For the reaction K + Br₂ → KBr + Br, which follows the harpoon mechanism, the reactive cross section is closest to

(Use \(\rm\frac{e^2}{4 \pi \varepsilon_0}\) = 2.3 × 10⁻²⁸ J m, Ionization energy of K = 422.5 kJ mol⁻¹, electron affinity of Br₂ = 250 kJ mol⁻¹ and N_A = 6 × 10²³ mol⁻¹)

Concept:

Harpoon mechanism:-

One electron from the metal atom jumps to the nonmetal atom when two reactant molecules—one metal and one nonmetal—approach each other at a distance R (the radius of the cross-section where the collision occurs). The process is known as the Harpoon mechanism, and that electron is known as the Harpoon.

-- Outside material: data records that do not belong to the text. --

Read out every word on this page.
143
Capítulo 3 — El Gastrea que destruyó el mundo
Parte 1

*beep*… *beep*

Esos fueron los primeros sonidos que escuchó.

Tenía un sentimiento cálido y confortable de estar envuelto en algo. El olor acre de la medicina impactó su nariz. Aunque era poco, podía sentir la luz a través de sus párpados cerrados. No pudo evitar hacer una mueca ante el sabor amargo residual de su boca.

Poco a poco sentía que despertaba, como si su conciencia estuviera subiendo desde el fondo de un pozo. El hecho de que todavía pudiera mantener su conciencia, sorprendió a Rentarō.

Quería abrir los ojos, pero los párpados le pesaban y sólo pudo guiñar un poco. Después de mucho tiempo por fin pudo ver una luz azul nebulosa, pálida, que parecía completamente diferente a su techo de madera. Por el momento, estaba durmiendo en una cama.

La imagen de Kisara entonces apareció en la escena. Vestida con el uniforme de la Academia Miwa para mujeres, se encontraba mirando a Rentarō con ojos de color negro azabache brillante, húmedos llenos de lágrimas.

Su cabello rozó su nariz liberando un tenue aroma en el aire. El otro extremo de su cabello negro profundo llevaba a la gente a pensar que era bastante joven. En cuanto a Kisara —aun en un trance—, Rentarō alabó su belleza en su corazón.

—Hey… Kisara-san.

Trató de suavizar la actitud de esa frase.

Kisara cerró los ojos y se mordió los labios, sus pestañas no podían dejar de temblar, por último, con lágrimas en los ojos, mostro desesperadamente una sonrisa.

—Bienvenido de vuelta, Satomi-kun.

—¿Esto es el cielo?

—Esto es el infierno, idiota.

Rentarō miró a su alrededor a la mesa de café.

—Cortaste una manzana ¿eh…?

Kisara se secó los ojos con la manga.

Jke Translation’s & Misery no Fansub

Following that, non-metals become negatively charged ions, whereas metals become positively charged ions.

     K + Br2 → KBr + Br

When K approaches Br the valence electron(Harpoon) of K moves into Br.

This mechanism involves the following interactions;

• Ionization Energy (\(K\rightarrow K^{+} + e^{-}\) )
• Electron affinity (\(Br + e^{-}\rightarrow Br^{-}\) )
• Coulombic interaction (\(-\frac{e^2}{4\pi \epsilon _0 R}\) , R= separation between K⁺  and Br^-)

So the reaction will be energetically favorable when 

\(I.E-E.A-\frac{e^2}{4\pi\epsilon _0 R}=0\)

Example:

  K + Br2 → KBr + Br

\(K\rightarrow K^+ \Rightarrow I.E\)

\(Br_2\rightarrow 2Br^-\Rightarrow E.A\)

According to the theory,

\(I.E.-E.A.=\frac{e^2}{4\pi \epsilon _0 R}\) , (where R= radius of cross-section in which reaction occurs,  r₁ and r₂ = radius of each reactant molecule

 \(R> r_1+r_2\) )

Explanation:-

\(\Rightarrow R= \frac{e^2}{4\pi \epsilon _0} \times\frac{1}{I.E-E.A.}\)

=\(2.3\times 10^{-28}Jm\: \times\frac{1}{(422.5-250){KJ.mol^{-1}}}\)

=\(2.3\times 10^{-28}Jm\: \times\frac{1\times6.023\times 10^{23}}{(422.5-250) \times10^{3}J}\)

= \(8.03\times10^{-10}\)

Area of cross-section

= \(\pi R^2\)

= \(\pi (8.03\times10^{-10})^{2}\)

= 2 × 10−18 m2

Conclusion:-

Hence the correct answer is 2 × 10−18 m2.